American baseball player (1866–1899)

John J. Healy (October 27, 1866 – March 16, 1899), nicknamed "Egyptian" and "Long John", was an American pitcher in Major League Baseball. Healy played for the St. Louis Maroons, Indianapolis Hoosiers, Washington Nationals, Chicago White Stockings, Toledo Maumees, Baltimore Orioles, and Louisville Colonels from 1885 to 1892. He was 6 ft 2 in tall and weighed 158 lb.

==Career==
Healy was born in Cairo, Illinois, which earned him the "Egyptian" nickname, in 1866. He joined the National League's St. Louis Maroons in 1885 and made his Major League debut on September 11 against the Chicago White Stockings, at the age of 18. He made eight starts late in the season, going 1–7 with a 3.00 earned run average.

In 1886, Healy pitched 353.2 innings and went 17–23 with a 2.88 ERA. He led the Maroons' pitchers in innings pitched and wins. Healy, whose key pitch was the fastball, also finished among the league's top 10 in strikeouts (213), bases on balls (118), and wild pitches (40).

Healy was purchased by the Indianapolis Hoosiers on March 8, 1887. That season, he was the ace of the Indianapolis pitching staff and finished with a record of 12–29. His 29 losses were the most of any pitcher in the NL. Healy also went on an "around-the-world" tour with other American baseball players that year, playing exhibition games in Europe, Asia, and Australia. When Healy returned home, the mayor of his hometown honored him with "a special ceremony and a pin."

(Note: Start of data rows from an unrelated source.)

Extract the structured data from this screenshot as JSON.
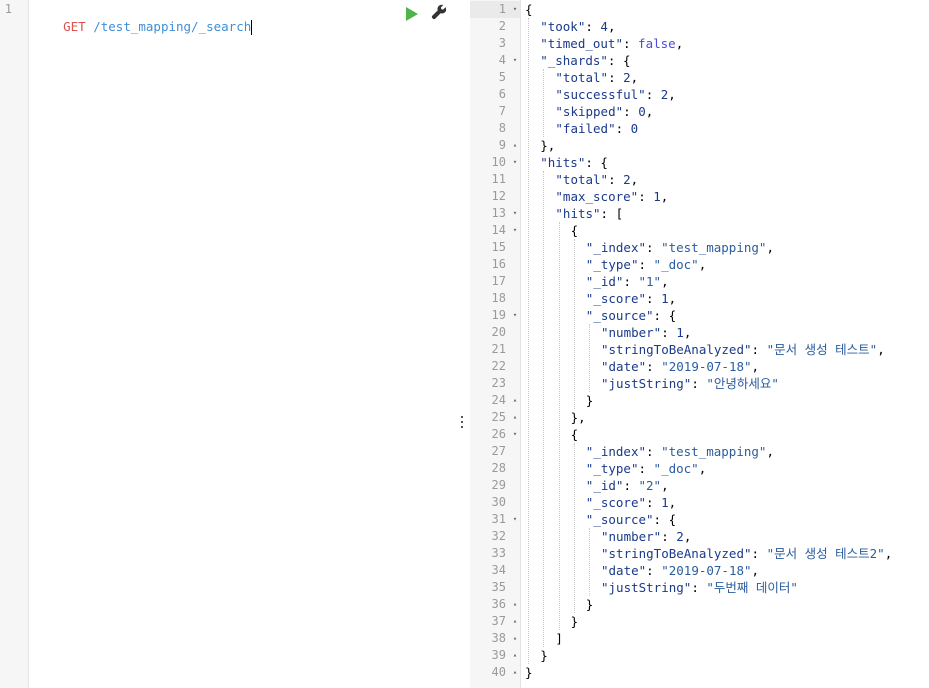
{
  "request": {
    "line_number": "1",
    "method": "GET",
    "path": "/test_mapping/_search"
  },
  "toolbar": {
    "run_icon": "play-icon",
    "settings_icon": "wrench-icon"
  },
  "response": {
    "lines": [
      {
        "n": "1",
        "fold": "▾",
        "indent": 0,
        "tokens": [
          [
            "punc",
            "{"
          ]
        ]
      },
      {
        "n": "2",
        "fold": "",
        "indent": 1,
        "tokens": [
          [
            "key",
            "\"took\""
          ],
          [
            "punc",
            ": "
          ],
          [
            "num",
            "4"
          ],
          [
            "punc",
            ","
          ]
        ]
      },
      {
        "n": "3",
        "fold": "",
        "indent": 1,
        "tokens": [
          [
            "key",
            "\"timed_out\""
          ],
          [
            "punc",
            ": "
          ],
          [
            "bool",
            "false"
          ],
          [
            "punc",
            ","
          ]
        ]
      },
      {
        "n": "4",
        "fold": "▾",
        "indent": 1,
        "tokens": [
          [
            "key",
            "\"_shards\""
          ],
          [
            "punc",
            ": {"
          ]
        ]
      },
      {
        "n": "5",
        "fold": "",
        "indent": 2,
        "tokens": [
          [
            "key",
            "\"total\""
          ],
          [
            "punc",
            ": "
          ],
          [
            "num",
            "2"
          ],
          [
            "punc",
            ","
          ]
        ]
      },
      {
        "n": "6",
        "fold": "",
        "indent": 2,
        "tokens": [
          [
            "key",
            "\"successful\""
          ],
          [
            "punc",
            ": "
          ],
          [
            "num",
            "2"
          ],
          [
            "punc",
            ","
          ]
        ]
      },
      {
        "n": "7",
        "fold": "",
        "indent": 2,
        "tokens": [
          [
            "key",
            "\"skipped\""
          ],
          [
            "punc",
            ": "
          ],
          [
            "num",
            "0"
          ],
          [
            "punc",
            ","
          ]
        ]
      },
      {
        "n": "8",
        "fold": "",
        "indent": 2,
        "tokens": [
          [
            "key",
            "\"failed\""
          ],
          [
            "punc",
            ": "
          ],
          [
            "num",
            "0"
          ]
        ]
      },
      {
        "n": "9",
        "fold": "▴",
        "indent": 1,
        "tokens": [
          [
            "punc",
            "},"
          ]
        ]
      },
      {
        "n": "10",
        "fold": "▾",
        "indent": 1,
        "tokens": [
          [
            "key",
            "\"hits\""
          ],
          [
            "punc",
            ": {"
          ]
        ]
      },
      {
        "n": "11",
        "fold": "",
        "indent": 2,
        "tokens": [
          [
            "key",
            "\"total\""
          ],
          [
            "punc",
            ": "
          ],
          [
            "num",
            "2"
          ],
          [
            "punc",
            ","
          ]
        ]
      },
      {
        "n": "12",
        "fold": "",
        "indent": 2,
        "tokens": [
          [
            "key",
            "\"max_score\""
          ],
          [
            "punc",
            ": "
          ],
          [
            "num",
            "1"
          ],
          [
            "punc",
            ","
          ]
        ]
      },
      {
        "n": "13",
        "fold": "▾",
        "indent": 2,
        "tokens": [
          [
            "key",
            "\"hits\""
          ],
          [
            "punc",
            ": ["
          ]
        ]
      },
      {
        "n": "14",
        "fold": "▾",
        "indent": 3,
        "tokens": [
          [
            "punc",
            "{"
          ]
        ]
      },
      {
        "n": "15",
        "fold": "",
        "indent": 4,
        "tokens": [
          [
            "key",
            "\"_index\""
          ],
          [
            "punc",
            ": "
          ],
          [
            "str",
            "\"test_mapping\""
          ],
          [
            "punc",
            ","
          ]
        ]
      },
      {
        "n": "16",
        "fold": "",
        "indent": 4,
        "tokens": [
          [
            "key",
            "\"_type\""
          ],
          [
            "punc",
            ": "
          ],
          [
            "str",
            "\"_doc\""
          ],
          [
            "punc",
            ","
          ]
        ]
      },
      {
        "n": "17",
        "fold": "",
        "indent": 4,
        "tokens": [
          [
            "key",
            "\"_id\""
          ],
          [
            "punc",
            ": "
          ],
          [
            "str",
            "\"1\""
          ],
          [
            "punc",
            ","
          ]
        ]
      },
      {
        "n": "18",
        "fold": "",
        "indent": 4,
        "tokens": [
          [
            "key",
            "\"_score\""
          ],
          [
            "punc",
            ": "
          ],
          [
            "num",
            "1"
          ],
          [
            "punc",
            ","
          ]
        ]
      },
      {
        "n": "19",
        "fold": "▾",
        "indent": 4,
        "tokens": [
          [
            "key",
            "\"_source\""
          ],
          [
            "punc",
            ": {"
          ]
        ]
      },
      {
        "n": "20",
        "fold": "",
        "indent": 5,
        "tokens": [
          [
            "key",
            "\"number\""
          ],
          [
            "punc",
            ": "
          ],
          [
            "num",
            "1"
          ],
          [
            "punc",
            ","
          ]
        ]
      },
      {
        "n": "21",
        "fold": "",
        "indent": 5,
        "tokens": [
          [
            "key",
            "\"stringToBeAnalyzed\""
          ],
          [
            "punc",
            ": "
          ],
          [
            "str",
            "\"문서 생성 테스트\""
          ],
          [
            "punc",
            ","
          ]
        ]
      },
      {
        "n": "22",
        "fold": "",
        "indent": 5,
        "tokens": [
          [
            "key",
            "\"date\""
          ],
          [
            "punc",
            ": "
          ],
          [
            "str",
            "\"2019-07-18\""
          ],
          [
            "punc",
            ","
          ]
        ]
      },
      {
        "n": "23",
        "fold": "",
        "indent": 5,
        "tokens": [
          [
            "key",
            "\"justString\""
          ],
          [
            "punc",
            ": "
          ],
          [
            "str",
            "\"안녕하세요\""
          ]
        ]
      },
      {
        "n": "24",
        "fold": "▴",
        "indent": 4,
        "tokens": [
          [
            "punc",
            "}"
          ]
        ]
      },
      {
        "n": "25",
        "fold": "▴",
        "indent": 3,
        "tokens": [
          [
            "punc",
            "},"
          ]
        ]
      },
      {
        "n": "26",
        "fold": "▾",
        "indent": 3,
        "tokens": [
          [
            "punc",
            "{"
          ]
        ]
      },
      {
        "n": "27",
        "fold": "",
        "indent": 4,
        "tokens": [
          [
            "key",
            "\"_index\""
          ],
          [
            "punc",
            ": "
          ],
          [
            "str",
            "\"test_mapping\""
          ],
          [
            "punc",
            ","
          ]
        ]
      },
      {
        "n": "28",
        "fold": "",
        "indent": 4,
        "tokens": [
          [
            "key",
            "\"_type\""
          ],
          [
            "punc",
            ": "
          ],
          [
            "str",
            "\"_doc\""
          ],
          [
            "punc",
            ","
          ]
        ]
      },
      {
        "n": "29",
        "fold": "",
        "indent": 4,
        "tokens": [
          [
            "key",
            "\"_id\""
          ],
          [
            "punc",
            ": "
          ],
          [
            "str",
            "\"2\""
          ],
          [
            "punc",
            ","
          ]
        ]
      },
      {
        "n": "30",
        "fold": "",
        "indent": 4,
        "tokens": [
          [
            "key",
            "\"_score\""
          ],
          [
            "punc",
            ": "
          ],
          [
            "num",
            "1"
          ],
          [
            "punc",
            ","
          ]
        ]
      },
      {
        "n": "31",
        "fold": "▾",
        "indent": 4,
        "tokens": [
          [
            "key",
            "\"_source\""
          ],
          [
            "punc",
            ": {"
          ]
        ]
      },
      {
        "n": "32",
        "fold": "",
        "indent": 5,
        "tokens": [
          [
            "key",
            "\"number\""
          ],
          [
            "punc",
            ": "
          ],
          [
            "num",
            "2"
          ],
          [
            "punc",
            ","
          ]
        ]
      },
      {
        "n": "33",
        "fold": "",
        "indent": 5,
        "tokens": [
          [
            "key",
            "\"stringToBeAnalyzed\""
          ],
          [
            "punc",
            ": "
          ],
          [
            "str",
            "\"문서 생성 테스트2\""
          ],
          [
            "punc",
            ","
          ]
        ]
      },
      {
        "n": "34",
        "fold": "",
        "indent": 5,
        "tokens": [
          [
            "key",
            "\"date\""
          ],
          [
            "punc",
            ": "
          ],
          [
            "str",
            "\"2019-07-18\""
          ],
          [
            "punc",
            ","
          ]
        ]
      },
      {
        "n": "35",
        "fold": "",
        "indent": 5,
        "tokens": [
          [
            "key",
            "\"justString\""
          ],
          [
            "punc",
            ": "
          ],
          [
            "str",
            "\"두번째 데이터\""
          ]
        ]
      },
      {
        "n": "36",
        "fold": "▴",
        "indent": 4,
        "tokens": [
          [
            "punc",
            "}"
          ]
        ]
      },
      {
        "n": "37",
        "fold": "▴",
        "indent": 3,
        "tokens": [
          [
            "punc",
            "}"
          ]
        ]
      },
      {
        "n": "38",
        "fold": "▴",
        "indent": 2,
        "tokens": [
          [
            "punc",
            "]"
          ]
        ]
      },
      {
        "n": "39",
        "fold": "▴",
        "indent": 1,
        "tokens": [
          [
            "punc",
            "}"
          ]
        ]
      },
      {
        "n": "40",
        "fold": "▴",
        "indent": 0,
        "tokens": [
          [
            "punc",
            "}"
          ]
        ]
      }
    ]
  }
}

After going 12–24 in 1888, Healy was traded to the Washington Nationals for Jim Whitney. Healy started 12 games for Washington, going 1–11 with a 6.24 ERA before being released on July 8. He signed with the Chicago White Stockings three days later and went 1–4 for them before being released again. During the 1880s, Healy had an overall win–loss record of 44–98; his .310 winning percentage was the lowest of any Major League pitcher in the decade.

Healy spent 1890 with the Toledo Maumees of the American Association. Once again, he led his team in innings pitched (389) and wins (22), setting career-highs in both categories. He had a winning record for the only time in his career, and he finished fourth in the AA with 225 strikeouts.

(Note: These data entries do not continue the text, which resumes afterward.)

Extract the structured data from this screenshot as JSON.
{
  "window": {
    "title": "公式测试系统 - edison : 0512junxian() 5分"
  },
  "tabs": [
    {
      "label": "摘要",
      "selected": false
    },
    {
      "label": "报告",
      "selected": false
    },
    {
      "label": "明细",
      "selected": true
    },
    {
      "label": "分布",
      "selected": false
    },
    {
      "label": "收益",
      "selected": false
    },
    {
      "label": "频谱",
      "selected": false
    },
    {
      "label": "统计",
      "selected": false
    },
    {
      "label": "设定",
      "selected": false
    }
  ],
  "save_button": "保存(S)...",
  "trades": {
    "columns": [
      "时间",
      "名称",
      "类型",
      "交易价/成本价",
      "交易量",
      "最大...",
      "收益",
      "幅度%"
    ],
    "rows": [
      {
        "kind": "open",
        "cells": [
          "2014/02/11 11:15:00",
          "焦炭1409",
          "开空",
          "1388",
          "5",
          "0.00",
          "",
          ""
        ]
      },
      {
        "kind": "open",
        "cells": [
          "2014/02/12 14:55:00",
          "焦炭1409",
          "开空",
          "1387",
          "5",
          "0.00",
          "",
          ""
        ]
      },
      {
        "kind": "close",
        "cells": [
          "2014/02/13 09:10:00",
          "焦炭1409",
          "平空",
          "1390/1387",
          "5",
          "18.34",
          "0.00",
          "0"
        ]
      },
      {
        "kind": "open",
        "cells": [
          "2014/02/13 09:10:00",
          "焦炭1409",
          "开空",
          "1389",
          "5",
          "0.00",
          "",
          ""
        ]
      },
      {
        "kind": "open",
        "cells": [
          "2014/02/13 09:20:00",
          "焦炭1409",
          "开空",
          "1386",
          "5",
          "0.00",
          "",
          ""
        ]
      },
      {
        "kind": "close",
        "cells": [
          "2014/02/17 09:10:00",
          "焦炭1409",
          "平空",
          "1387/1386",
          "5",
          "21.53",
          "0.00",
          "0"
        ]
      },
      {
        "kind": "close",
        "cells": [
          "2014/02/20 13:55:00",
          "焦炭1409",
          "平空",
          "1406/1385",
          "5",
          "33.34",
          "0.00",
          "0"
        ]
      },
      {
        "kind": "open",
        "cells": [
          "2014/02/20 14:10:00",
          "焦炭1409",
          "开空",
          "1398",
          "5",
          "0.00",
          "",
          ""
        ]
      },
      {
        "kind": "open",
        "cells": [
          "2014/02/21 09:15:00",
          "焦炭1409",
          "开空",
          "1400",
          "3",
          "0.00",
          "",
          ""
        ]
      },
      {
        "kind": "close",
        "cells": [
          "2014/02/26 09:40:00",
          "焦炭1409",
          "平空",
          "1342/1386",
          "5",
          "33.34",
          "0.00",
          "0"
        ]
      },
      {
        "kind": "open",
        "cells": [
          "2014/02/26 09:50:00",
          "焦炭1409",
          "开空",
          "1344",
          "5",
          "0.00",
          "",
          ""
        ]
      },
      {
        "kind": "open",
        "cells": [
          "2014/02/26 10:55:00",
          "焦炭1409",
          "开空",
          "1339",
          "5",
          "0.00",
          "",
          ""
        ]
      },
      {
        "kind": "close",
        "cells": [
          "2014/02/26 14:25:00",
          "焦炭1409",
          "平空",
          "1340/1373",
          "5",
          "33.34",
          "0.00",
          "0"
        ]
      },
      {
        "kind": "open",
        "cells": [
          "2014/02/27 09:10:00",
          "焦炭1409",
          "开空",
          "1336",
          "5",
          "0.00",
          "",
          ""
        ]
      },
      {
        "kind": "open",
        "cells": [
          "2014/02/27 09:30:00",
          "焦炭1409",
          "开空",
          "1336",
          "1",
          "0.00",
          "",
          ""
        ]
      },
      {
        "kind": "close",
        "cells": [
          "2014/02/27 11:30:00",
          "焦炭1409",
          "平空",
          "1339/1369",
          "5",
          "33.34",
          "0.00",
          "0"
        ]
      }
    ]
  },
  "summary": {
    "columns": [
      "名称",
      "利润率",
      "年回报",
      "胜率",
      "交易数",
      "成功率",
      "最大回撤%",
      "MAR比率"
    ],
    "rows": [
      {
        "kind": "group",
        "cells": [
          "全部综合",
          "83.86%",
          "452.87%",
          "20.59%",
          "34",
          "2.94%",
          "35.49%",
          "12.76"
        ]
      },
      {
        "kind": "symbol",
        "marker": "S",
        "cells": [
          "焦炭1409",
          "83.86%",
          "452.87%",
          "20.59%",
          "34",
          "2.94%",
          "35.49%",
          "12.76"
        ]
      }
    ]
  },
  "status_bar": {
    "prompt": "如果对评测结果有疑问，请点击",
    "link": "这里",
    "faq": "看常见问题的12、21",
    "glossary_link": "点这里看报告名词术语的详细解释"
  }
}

In 1891, Healy was sold to the Baltimore Orioles. He compiled a record of 8–10 that season and 3–6 the next before Baltimore released him. Healy then finished his Major League career by playing one month for the Louisville Colonels. He had a career win–loss record of 78–136, and in 2004, baseball historian Bill James wrote that he was the fifth-unluckiest pitcher of all time in regards to his record.

Healy played for the minor league Minneapolis Millers in 1895 and 1896. He then retired from the game and worked as a St. Louis policeman before becoming ill. On March 16, 1899, Healy died of consumption in St. Louis. He was buried in Calvary Cemetery.